What sort of laser machine does LASIK involve? We are all (well, most of us) familiar with LASIK and how it works, right? It is a surgical procedure that reshapes the front part of the eye which enables the patient to see more clearly without glasses. Here we tell you more about the element that makes this all possible – the laser machine itself.
Laser in situ keratomileusis (LASIK) is a relatively new treatment option that can be used to correct refractive errors of the eye. It is most commonly performed to correct nearsightedness but can also be used to correct farsightedness and astigmatism too. The excimer laser is a machine that LASIK surgeons use in these procedures. It alters the refractive eye by removing tissue from the cornea through a process known as photoablative decomposition. This process uses ultraviolet energy which modifies the anterior corneal surface and enable light to be focused more onto the retina, thereby reducing dependence on glasses and contact lenses.

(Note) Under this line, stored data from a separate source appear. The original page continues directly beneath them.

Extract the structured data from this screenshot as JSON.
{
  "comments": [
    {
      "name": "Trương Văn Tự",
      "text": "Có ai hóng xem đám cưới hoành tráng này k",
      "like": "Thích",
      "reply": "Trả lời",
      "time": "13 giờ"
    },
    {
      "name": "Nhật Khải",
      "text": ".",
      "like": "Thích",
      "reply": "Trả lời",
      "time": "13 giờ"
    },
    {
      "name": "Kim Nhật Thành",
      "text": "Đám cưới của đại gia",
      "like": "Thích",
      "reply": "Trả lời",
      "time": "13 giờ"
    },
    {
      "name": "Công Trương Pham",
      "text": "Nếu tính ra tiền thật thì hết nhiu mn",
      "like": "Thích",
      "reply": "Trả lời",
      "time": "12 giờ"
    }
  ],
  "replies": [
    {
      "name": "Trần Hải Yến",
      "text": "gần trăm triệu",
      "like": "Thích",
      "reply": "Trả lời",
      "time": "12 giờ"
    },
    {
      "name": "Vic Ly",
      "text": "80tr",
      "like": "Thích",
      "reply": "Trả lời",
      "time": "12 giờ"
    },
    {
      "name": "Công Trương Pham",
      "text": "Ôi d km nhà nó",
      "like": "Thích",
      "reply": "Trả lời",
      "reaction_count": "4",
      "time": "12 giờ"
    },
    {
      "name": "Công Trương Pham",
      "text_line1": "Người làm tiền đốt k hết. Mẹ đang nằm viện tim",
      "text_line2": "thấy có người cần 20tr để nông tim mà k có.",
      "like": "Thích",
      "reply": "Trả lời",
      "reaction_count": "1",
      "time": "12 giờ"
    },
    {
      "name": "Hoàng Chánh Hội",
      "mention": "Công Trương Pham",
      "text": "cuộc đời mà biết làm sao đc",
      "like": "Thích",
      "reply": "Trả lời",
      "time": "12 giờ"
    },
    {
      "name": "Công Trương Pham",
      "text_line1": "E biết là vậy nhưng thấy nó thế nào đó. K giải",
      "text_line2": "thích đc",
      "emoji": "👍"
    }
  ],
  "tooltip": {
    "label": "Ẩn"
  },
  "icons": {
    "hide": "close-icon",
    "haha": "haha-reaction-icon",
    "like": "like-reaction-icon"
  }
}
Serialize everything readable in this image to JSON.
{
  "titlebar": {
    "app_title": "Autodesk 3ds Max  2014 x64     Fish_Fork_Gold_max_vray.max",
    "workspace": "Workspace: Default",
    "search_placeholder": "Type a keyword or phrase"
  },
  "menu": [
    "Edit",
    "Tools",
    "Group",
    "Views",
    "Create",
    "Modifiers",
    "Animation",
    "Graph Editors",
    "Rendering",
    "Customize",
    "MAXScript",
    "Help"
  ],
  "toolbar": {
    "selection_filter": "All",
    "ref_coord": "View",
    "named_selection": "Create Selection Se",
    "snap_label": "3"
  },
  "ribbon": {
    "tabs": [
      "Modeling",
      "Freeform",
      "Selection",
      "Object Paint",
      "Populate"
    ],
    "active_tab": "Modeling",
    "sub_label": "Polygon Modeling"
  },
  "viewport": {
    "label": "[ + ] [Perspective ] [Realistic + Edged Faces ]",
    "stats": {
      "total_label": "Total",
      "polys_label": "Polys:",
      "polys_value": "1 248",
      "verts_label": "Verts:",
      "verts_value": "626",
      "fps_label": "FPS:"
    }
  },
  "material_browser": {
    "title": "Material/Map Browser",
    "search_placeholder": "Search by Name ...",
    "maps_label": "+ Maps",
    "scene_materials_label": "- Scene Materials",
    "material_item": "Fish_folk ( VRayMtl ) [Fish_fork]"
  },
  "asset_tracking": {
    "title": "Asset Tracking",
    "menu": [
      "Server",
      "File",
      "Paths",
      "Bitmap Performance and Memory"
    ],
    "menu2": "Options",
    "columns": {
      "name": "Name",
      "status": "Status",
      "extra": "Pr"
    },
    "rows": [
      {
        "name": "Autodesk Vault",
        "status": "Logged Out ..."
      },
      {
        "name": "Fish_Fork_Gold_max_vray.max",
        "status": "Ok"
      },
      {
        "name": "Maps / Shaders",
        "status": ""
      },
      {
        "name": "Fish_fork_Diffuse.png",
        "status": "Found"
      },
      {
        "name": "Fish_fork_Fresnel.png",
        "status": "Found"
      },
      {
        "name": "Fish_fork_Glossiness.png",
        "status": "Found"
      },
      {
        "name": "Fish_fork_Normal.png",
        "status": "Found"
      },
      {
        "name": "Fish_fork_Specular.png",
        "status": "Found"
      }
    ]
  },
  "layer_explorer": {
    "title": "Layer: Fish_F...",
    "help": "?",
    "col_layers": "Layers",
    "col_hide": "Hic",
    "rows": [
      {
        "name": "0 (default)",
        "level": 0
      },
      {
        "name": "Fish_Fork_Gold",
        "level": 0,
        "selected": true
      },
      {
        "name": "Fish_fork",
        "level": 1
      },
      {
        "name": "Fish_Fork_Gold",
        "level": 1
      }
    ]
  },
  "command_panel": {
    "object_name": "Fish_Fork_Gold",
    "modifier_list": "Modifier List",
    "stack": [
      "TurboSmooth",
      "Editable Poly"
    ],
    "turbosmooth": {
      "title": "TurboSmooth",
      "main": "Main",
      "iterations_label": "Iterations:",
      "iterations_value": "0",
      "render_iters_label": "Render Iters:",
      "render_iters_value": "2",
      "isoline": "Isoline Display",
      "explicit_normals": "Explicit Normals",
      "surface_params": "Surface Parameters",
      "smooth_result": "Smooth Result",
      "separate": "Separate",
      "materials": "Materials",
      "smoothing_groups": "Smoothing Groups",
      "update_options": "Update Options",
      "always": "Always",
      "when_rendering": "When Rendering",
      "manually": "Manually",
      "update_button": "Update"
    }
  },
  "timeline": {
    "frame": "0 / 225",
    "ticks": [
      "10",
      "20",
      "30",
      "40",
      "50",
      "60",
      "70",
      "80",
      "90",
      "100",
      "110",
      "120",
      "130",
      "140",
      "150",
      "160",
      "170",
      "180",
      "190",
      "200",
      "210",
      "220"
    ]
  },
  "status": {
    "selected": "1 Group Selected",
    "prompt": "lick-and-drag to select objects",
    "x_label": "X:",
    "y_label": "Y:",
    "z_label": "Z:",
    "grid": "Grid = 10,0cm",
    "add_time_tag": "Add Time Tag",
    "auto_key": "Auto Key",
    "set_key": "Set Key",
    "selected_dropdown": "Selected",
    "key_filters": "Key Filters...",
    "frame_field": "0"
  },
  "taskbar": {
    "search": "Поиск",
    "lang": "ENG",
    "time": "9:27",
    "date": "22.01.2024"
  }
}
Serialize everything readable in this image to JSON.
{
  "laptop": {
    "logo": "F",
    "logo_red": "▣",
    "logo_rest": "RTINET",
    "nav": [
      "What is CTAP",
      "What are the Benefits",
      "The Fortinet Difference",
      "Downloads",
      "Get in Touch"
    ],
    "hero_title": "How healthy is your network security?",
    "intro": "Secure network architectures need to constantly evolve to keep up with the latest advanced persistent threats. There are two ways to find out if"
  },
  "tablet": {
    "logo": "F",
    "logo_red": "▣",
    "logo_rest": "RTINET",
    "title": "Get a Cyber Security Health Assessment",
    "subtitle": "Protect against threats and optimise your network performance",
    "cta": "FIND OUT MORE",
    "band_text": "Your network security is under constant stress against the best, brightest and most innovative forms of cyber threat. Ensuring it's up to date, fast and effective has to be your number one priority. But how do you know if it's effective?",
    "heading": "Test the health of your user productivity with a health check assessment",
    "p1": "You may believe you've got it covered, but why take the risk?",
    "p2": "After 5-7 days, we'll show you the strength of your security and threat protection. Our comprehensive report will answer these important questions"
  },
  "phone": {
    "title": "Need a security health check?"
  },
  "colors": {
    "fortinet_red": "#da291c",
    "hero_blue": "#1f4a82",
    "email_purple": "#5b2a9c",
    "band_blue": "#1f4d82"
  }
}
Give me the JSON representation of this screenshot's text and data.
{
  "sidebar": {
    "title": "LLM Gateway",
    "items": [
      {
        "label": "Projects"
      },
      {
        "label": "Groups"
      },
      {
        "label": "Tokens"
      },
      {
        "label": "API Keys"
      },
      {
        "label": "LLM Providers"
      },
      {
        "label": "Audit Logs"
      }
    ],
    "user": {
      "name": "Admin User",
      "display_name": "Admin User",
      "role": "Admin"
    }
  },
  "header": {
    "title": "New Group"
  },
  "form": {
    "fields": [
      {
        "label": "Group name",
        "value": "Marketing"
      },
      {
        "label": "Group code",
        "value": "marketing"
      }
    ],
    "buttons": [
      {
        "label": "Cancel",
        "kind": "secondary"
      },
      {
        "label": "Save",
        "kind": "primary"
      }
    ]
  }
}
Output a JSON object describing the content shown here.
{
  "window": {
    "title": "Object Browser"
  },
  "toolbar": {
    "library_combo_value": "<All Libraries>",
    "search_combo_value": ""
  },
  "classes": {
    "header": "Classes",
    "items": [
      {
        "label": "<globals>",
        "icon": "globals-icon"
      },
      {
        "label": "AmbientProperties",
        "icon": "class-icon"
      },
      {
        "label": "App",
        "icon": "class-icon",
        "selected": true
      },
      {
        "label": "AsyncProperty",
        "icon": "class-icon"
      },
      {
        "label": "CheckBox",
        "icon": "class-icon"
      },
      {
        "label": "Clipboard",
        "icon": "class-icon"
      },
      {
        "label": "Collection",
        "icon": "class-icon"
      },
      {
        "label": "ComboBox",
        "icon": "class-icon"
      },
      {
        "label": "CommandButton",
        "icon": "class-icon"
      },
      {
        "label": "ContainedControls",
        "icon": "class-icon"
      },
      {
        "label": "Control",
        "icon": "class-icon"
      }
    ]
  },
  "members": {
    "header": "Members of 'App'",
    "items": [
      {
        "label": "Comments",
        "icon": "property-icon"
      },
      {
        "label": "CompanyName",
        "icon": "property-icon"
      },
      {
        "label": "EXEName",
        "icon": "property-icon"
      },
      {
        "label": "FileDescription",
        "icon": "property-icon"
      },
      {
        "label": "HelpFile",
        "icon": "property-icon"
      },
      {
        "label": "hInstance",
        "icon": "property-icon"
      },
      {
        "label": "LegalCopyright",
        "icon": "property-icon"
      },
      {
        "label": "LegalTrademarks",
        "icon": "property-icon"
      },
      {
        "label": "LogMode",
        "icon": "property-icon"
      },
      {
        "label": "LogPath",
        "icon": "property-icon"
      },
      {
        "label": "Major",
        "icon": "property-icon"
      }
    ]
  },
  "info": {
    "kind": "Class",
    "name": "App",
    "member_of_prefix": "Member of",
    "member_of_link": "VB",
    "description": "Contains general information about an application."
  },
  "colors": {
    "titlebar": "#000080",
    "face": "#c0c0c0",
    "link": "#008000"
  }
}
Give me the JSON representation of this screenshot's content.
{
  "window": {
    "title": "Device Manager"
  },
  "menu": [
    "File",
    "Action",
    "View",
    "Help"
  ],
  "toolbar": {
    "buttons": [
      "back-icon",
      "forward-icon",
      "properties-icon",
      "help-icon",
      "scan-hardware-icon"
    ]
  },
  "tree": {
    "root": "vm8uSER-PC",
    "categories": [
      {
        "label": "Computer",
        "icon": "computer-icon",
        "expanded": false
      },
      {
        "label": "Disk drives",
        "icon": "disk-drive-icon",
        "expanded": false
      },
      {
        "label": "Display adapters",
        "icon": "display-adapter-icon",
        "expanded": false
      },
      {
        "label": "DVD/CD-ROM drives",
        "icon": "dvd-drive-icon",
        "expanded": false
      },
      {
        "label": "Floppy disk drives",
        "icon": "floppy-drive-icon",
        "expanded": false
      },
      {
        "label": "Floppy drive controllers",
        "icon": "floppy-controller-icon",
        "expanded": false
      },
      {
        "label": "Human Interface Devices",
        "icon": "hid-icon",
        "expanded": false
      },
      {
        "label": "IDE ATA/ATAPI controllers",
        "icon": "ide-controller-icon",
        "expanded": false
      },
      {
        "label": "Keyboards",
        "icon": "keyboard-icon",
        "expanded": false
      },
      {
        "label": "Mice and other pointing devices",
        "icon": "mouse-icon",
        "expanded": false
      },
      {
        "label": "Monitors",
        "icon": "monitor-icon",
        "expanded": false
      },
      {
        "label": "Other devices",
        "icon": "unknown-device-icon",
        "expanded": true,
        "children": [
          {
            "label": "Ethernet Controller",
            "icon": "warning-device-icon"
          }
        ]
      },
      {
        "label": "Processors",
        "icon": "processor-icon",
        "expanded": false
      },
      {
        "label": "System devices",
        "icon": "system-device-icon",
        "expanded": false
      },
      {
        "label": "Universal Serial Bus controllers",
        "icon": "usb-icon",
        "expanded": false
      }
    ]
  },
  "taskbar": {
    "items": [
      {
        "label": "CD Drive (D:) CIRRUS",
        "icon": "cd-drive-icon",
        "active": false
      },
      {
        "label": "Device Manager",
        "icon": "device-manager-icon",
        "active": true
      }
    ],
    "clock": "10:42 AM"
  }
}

The excimer laser we just mentioned, sometimes more correctly called an exciplex laser, is a form of ultraviolet laser which is commonly used in the production of microelectronic devices, semiconductor based integrated circuits or “chips” and micromachining. The use of this excimer laser in corneal refractive surgery has greatly increased the safety of the procedure as the refractive correction is achieved by removing as little as 10-20% of the total corneal thickness.
Many types of lasers are used in laser eye surgery today though: Argon lasers heat tissue and have been used for years to treat disorders such as diabetic retinopathy and glaucoma while YAG lasers break tissue bonds by creating a shock wave and are used following cataract surgery and to treat certain types of glaucoma. On the other hand, the excimer laser is preferred for corneal surgery as it involves using a gentle, cold-beam which leaves adjacent tissues intact and unharmed.